11

1.2K 93 1
                                    

Ia berdiri dan berjalan hingga berada tepat di hadapan Cherry. Ia menumpu tangannya pada meja dan mendekatkan wajahnya tepat di depan wajah Cherry. "Aku pergi dulu." Kata Joo Hyeok pada Cherry. Ia tidak jadi mengembalikan ponsel Cherry yang ada padanya dan lebih memilik mengejar Ae Rin. "Lebih baik kau pulang sekarang. Soal ponselmu, orang itu pasti tidak akan mengembalikannya hari ini. Lihat, sudah lima belas menit kau menunggu dan orang itu masih belum muncul. Jika dia berniat mengembalikannya, sekarang pasti ponsel itu sudah berada di tanganmu. Aku pergi dulu."Katanya lalu pergi meninggalkan Cherry.   

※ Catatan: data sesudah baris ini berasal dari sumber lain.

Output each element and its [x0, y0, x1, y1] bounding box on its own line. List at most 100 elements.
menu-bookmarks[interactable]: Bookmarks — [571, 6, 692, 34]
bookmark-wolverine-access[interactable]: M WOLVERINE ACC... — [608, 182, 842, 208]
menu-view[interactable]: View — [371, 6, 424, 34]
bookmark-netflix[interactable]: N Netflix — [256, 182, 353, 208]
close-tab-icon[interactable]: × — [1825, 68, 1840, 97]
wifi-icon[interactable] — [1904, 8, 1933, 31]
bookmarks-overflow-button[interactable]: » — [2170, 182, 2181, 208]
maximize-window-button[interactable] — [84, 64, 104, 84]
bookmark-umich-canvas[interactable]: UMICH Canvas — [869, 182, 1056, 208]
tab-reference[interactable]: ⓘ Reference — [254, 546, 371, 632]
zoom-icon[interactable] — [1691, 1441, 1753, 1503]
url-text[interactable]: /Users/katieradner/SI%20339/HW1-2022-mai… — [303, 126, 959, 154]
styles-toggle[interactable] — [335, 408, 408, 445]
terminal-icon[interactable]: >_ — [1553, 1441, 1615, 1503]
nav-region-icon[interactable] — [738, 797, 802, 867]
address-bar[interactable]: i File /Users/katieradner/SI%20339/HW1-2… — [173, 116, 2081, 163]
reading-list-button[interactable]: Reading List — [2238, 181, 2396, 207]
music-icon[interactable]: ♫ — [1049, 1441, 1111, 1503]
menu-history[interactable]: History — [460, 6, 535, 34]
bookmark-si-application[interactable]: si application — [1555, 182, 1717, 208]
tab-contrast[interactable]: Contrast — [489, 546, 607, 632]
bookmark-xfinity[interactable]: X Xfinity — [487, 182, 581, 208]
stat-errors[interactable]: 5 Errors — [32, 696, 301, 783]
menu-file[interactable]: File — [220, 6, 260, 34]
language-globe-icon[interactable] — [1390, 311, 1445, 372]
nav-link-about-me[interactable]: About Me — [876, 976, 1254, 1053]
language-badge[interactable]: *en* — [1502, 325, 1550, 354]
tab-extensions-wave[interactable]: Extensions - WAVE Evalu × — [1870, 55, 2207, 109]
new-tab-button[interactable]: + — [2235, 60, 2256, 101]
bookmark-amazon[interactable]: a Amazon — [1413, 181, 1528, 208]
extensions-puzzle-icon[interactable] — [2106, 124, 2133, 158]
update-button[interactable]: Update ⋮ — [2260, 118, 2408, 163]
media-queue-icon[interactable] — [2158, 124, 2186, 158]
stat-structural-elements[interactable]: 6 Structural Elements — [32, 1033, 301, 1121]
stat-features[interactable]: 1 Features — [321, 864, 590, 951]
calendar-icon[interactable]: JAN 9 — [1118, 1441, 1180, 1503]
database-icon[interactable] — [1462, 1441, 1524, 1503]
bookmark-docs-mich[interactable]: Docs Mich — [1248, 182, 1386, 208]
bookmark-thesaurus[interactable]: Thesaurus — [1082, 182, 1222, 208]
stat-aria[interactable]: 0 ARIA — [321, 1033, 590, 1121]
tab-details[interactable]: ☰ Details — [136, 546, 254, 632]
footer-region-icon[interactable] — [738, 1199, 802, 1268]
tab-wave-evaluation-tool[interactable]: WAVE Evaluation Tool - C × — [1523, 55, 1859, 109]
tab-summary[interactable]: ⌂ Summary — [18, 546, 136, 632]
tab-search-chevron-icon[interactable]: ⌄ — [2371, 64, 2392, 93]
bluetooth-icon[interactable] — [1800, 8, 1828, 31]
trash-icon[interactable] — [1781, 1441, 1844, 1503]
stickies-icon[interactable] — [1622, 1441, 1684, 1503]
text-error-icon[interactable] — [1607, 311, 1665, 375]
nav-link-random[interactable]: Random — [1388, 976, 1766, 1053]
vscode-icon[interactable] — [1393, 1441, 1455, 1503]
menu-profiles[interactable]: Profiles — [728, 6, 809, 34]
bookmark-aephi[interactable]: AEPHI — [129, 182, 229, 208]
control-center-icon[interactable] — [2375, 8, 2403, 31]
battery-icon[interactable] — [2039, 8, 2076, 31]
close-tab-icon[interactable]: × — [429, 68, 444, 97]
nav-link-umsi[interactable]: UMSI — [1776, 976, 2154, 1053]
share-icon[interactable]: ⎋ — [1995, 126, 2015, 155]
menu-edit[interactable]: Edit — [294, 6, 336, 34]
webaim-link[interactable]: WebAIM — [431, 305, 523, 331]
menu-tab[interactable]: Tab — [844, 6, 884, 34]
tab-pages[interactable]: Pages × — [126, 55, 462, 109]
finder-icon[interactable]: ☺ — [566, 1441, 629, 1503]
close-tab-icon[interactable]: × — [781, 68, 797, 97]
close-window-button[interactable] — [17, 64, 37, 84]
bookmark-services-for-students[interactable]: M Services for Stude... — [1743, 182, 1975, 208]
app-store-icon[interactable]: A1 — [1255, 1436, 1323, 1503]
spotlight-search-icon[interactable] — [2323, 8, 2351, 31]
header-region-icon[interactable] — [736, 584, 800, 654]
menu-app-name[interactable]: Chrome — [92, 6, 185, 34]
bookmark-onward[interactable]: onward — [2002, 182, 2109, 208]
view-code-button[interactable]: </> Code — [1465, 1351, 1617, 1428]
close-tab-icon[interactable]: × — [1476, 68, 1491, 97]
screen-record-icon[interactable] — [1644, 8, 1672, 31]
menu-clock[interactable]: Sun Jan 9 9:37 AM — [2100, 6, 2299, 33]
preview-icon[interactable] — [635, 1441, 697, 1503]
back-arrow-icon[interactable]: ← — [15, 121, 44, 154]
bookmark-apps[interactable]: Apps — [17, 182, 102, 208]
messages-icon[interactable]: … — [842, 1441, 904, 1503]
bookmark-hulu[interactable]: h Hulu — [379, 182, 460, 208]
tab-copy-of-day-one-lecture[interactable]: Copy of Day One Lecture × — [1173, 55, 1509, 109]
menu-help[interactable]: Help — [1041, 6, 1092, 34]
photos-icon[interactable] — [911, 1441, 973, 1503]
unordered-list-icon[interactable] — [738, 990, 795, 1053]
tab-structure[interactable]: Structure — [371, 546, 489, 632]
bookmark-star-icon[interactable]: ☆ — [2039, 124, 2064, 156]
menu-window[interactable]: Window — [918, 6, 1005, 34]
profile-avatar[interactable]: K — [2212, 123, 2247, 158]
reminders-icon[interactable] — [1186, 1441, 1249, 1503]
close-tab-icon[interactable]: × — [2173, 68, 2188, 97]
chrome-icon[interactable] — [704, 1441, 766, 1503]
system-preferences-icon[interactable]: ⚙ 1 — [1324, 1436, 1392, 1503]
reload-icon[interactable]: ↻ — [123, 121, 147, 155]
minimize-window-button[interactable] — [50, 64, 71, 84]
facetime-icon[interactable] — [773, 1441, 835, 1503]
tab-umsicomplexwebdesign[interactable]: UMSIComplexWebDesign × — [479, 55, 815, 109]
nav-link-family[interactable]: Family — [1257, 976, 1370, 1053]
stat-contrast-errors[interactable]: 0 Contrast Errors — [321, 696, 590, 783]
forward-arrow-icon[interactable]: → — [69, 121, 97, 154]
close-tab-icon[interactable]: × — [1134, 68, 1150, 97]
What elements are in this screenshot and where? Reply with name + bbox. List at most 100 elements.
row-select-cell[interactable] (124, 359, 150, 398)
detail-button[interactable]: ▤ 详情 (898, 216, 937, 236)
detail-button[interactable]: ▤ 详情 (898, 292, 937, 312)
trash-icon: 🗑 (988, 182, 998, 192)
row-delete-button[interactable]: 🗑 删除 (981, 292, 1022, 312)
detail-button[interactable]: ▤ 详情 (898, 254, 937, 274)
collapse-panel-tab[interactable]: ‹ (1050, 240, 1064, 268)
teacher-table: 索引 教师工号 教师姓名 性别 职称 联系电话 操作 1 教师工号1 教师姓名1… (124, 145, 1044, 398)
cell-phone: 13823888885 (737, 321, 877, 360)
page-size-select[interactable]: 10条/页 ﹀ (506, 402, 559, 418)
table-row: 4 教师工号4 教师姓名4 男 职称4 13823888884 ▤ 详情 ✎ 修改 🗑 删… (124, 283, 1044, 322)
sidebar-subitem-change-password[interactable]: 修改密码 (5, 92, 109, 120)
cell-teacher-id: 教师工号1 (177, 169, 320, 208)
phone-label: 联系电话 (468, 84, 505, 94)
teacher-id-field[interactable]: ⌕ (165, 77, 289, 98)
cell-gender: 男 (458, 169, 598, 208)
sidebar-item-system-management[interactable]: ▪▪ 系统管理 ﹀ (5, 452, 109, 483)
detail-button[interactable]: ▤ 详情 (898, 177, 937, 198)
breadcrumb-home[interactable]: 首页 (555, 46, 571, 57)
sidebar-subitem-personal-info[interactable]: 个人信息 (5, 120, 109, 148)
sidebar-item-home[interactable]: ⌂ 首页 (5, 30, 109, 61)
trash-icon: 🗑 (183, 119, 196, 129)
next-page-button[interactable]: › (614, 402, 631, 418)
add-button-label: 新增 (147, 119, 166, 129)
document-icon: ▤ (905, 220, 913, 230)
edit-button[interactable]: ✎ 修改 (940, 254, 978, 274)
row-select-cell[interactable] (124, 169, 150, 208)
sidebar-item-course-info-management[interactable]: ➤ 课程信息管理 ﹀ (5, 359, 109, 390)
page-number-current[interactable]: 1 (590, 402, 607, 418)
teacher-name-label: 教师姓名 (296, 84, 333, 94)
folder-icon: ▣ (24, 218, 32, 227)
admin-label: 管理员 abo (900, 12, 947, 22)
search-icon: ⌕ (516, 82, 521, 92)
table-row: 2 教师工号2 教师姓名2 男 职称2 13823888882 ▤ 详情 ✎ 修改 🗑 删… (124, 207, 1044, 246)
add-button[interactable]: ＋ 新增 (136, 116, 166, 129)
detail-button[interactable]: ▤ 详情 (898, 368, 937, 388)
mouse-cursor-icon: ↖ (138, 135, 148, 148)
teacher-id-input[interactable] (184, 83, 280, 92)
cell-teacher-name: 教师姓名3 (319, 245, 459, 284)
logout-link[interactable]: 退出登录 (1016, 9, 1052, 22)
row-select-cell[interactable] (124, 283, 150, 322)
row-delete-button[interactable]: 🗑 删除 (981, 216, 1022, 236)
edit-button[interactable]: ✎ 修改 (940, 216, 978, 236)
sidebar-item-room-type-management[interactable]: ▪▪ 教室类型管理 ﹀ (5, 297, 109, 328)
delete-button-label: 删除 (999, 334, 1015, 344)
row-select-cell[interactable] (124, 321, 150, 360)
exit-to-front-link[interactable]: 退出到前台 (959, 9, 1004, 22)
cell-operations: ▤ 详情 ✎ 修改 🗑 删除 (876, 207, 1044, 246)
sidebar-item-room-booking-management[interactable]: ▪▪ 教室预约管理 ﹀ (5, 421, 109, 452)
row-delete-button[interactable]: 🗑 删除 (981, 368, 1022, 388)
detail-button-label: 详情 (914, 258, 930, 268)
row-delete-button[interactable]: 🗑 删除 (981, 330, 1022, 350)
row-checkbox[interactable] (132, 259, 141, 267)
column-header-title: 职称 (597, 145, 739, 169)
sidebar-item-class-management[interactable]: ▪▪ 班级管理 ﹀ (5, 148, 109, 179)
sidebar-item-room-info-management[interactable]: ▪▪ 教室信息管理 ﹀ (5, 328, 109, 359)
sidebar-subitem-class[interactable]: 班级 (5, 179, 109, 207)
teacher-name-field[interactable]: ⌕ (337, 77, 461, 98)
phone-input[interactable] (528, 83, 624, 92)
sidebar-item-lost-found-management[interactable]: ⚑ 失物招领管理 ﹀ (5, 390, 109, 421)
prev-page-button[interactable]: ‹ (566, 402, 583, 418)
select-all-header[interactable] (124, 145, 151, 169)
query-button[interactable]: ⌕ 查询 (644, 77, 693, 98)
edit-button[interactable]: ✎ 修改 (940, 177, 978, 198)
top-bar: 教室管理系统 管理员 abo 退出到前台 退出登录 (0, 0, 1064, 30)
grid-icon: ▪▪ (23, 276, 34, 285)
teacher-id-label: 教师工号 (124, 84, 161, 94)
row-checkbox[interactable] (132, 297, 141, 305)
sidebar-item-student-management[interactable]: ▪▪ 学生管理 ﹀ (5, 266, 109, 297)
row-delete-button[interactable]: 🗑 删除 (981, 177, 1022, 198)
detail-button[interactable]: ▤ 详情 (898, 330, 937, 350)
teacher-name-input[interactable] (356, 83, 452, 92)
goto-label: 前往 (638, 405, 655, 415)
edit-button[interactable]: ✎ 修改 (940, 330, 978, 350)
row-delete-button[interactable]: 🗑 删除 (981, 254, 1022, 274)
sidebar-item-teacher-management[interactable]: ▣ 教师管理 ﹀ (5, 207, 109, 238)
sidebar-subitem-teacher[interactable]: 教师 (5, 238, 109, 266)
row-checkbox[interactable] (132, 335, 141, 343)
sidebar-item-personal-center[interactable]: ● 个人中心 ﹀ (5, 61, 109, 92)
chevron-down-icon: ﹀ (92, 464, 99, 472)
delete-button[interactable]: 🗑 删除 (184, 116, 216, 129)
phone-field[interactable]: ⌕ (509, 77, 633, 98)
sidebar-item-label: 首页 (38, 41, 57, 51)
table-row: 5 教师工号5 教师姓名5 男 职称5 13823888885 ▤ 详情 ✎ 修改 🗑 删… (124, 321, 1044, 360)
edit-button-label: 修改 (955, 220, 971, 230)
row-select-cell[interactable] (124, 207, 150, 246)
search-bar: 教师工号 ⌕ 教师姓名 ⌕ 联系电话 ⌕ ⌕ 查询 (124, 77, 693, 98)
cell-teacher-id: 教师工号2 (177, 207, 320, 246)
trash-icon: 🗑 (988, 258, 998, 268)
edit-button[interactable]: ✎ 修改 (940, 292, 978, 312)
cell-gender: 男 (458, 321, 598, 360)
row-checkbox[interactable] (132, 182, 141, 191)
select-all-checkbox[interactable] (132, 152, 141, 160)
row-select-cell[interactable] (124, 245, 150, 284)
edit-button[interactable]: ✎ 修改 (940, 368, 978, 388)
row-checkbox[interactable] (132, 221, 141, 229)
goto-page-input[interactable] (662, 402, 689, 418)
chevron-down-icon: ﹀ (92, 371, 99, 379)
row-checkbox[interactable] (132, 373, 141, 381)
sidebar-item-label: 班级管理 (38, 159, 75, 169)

Ae Rin merasa perkataan Joo Hyeok tadi bertujuan agar ia segera melupakan. Joo Hyeok berkata seperti itu karena ia tidak mau menyakiti perasaan adiknya. Tetapi apa yang bisa ia perbuat, hati tidak bisa dipaksakan.

Ae Rin keluar dari kafe menuju ke mobil di parkiran. Ia menginjak gas tanpa kira-kira. Dengan cepat ia meninggalkan parkiran itu. 

Sambil menangis tersedu-sedu, ia menurunkan kecepatan mobil yang dikendarainya. Sebuah mobil yang diyakini sebagai mobil Joo Hyeok pun mencegat mobilnya. Ae Rin menginjak rem secara tiba-tiba. Dahinya terluka karena terbentur setir mobil.

Joo Hyeok keluar dari mobilnya dan menghampiri mobil Ae Rin. Ia mengetuk kaca mobil. Awalnya dilema bagi Ae Rin untuk membukakan pintu mobil. Akhirnya ia memutuskan untuk membuka pintu mobil. 

Joo Hyeok menarik tangan Ae Rin agar ia keluar dari mobil dan melepaskan genggaman tangannya tepat setelah Ae Rin sudah berdiri di hadapannya. Joo Hyeok terus menatap gadis di hadapannya ini dengan tatapan yang masih sama seperti tiga tahun lalu saat Joo Hyeok mengejar Ae Rin dulu. Pandangan dengan rasa penuh kasih sayang. Tapi, sekarang yang tersisa hanyalah rasa simpati. Tidak ada rasa cinta lagi. 

"Maafkan aku." Kata Joo Hyeok masih menatap Ae Rin.

"Perkataanmu tadi benar. Tidak perlu minta maaf. Aku tidak apa-apa." Dalam situasi seperti ini, Ae Rin sudah terbiasa dengan semuanya. Ia tersenyum seakan-akan tidak ada masalah pada dirinya.

"Jangan memaksakan diri seperti itu." Joo Hyeok terus menatap Ae Rin begitupun dengan Ae Rin. Pandangan Joo Hyeok tidak pernah berubah terhadap Ae Rin walaupun di hatinya sekarang sudah tertulis nama Cherry.

"Jangan menatapku seperti itu." Kata Ae Rin mengalihkan pandangannya.

"Kenapa?"

"Pandanganmu yang seperti itulah yang tidak bisa membuatku melupakanmu."

"Hei." Joo Hyeok tertawa kecil. "Memangnya aku memandangmu seperti apa?" Kata Joo Hyeok membuat Ae Rin menatapnya kembali. Perkataan Joo Hyeok diikuti dengan tawa sehingga Ae Rin pun ikut tertawa.

"Tatapan itu sama seperti tiga tahun lalu."

Joo Hyeok menghela napas. Kedua tangannya memegang bahu Ae Rin. "Aku tidak seperti tiga tahun yang lalu.."

"Maksudmu?"

"Tidak. Lupakan saja." Kata Joo Hyeok tersenyum lalu menurunkan tangannya. "Kau pulang saja."

"Kau mengusirku?"

"Iya. Aku mengusirmu." Joo Hyeok tersenyum.

"Baiklah aku pulang. Sampai jumpa." Ae Rin pun masuk ke dalam mobilnya dan menyalakan mesin. Joo Hyeok masuk kembali ke dalam mobil dan menepikan mobilnya. Ae Rin melambaikan tangan pada Joo Hyeok begitupun juga dengan Joo Hyeok. Ae Rin kembali menancapkan gas. Setidaknya perasaannya sekarang sudah lebih baik. Ia tidak lagi menangis. Walaupun tidak seperti Joo Hyeok yang sekarang sedang berbahagia karena telah menemukan orang yang dapat ia perjuangkan.

"Kenapa kau masih saja baik seperti tiga tahun lalu? Kau membuat aku tidak bisa melupakanmu." Kata Ae Rin saat diperjalanan.